Pada tahun 2019-2020 tren anak indie menjadi sebuah perbincangan yang menarik, baik di dunia maya ataupun kehidupan sehari-hari. Tren yang berawal dari selera musik yang akustik tanpa masuk mayor label ini bertransformasi dengan stereotip penikmat kopi dan senja, juga tidak lupa persoalan puisi sebagai pemanis dari starterpack kehidupan indie yang juga dilengkapi dengan tote bag serta kaos khasnya.

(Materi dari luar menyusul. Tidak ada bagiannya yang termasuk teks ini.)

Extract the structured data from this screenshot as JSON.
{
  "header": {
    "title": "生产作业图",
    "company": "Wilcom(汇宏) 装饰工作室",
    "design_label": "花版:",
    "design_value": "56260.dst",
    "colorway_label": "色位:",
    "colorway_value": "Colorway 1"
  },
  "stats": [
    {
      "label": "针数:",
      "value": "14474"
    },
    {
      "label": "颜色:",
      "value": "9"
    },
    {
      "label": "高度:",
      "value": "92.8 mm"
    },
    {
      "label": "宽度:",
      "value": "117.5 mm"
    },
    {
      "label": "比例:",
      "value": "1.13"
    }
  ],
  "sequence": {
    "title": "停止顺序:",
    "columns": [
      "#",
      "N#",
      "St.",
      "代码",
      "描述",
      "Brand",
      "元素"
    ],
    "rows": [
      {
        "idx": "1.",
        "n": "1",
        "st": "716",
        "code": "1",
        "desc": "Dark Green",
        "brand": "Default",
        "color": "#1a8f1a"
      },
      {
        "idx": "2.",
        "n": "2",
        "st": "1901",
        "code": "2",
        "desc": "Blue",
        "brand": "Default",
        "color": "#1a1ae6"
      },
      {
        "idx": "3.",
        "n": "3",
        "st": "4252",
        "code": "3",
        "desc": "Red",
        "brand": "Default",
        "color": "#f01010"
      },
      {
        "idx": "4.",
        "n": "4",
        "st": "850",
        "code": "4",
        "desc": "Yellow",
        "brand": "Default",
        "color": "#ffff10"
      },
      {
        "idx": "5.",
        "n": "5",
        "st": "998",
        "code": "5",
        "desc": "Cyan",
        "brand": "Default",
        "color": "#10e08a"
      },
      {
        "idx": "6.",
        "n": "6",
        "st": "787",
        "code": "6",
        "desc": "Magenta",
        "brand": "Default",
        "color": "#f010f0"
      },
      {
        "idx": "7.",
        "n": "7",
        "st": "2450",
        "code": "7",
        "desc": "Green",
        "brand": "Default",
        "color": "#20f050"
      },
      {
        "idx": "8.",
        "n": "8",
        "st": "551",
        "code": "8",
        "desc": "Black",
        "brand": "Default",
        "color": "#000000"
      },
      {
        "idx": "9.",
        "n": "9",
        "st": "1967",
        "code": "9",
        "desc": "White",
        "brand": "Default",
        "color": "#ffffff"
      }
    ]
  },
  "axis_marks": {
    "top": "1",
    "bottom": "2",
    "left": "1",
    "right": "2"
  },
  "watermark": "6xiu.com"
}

Dibalik tren ini penulis tidak membahas bagaimana kesalahan makna indie ini tetapi penulis merasa ada kejanggalan perjalanan hidup anak muda saat ini. Hari ini dengan adanya pengotakan indentitas menjadikan anak muda memiliki gayanya masing-masing seolah yang boleh indie mereka yang pencinta kopi dan senja sedangkan anak aktivis demonstrasi hanya boleh menikmati toa, bait perlawanan serta jarang mandi. Stigma kedua hal ini menjadi tidak stabil karena pertentangan kedua belah buku. Padahal anak muda ini saya yakin mereka membaca dan mengengal seorang aktivis sekaligus anak indie yang gemar naik gunung, baca puisi dan sekaligus seorang demonstran.

Mengenal GIE

Soe Hok Gie adalah salah seorang keturunan tionghoa yang turut andil dalam penurunan kekuasaan Orde Lama. Ia lahir di Jakarta, 17 Desember 1942. Gie merupakan anak keempat dari lima bersaudara keluarga Soe Lie Piet. Ayah Gie, Soe Lie Pit adalah seorang novelis. Gie kecil sering mengunjungi perpustakaan umum dan taman bacaan di pinggir-pinggir jalan di Jakarta bersama kakaknya, Soe Hok Djin. Lahir dari keluarga penulis membuat Gie begitu dekat dengan sastra. Sejak masih sekolah dasar (SD), Gie bahkan sudah membaca karya-karya sastra yang serius, seperti karya Pramoedya Ananta Toer. Gie kecil menjadi anak yang ajaib ketimbang anak seumuranya yang sibuk main dengankan ia lebih memilih membaca sebagai bentuk kesukaanya terhadap dunia literasi dan juga saking kritisnya ia tidak naik kelas karena mengkritisi perkataan gurunya yang salah. Gie pun mengatakan “guru yang tak tahan kritik boleh masuk keranjang sampah. Guru bukan dewa dan selalu benar dan murid bukan kerbau”.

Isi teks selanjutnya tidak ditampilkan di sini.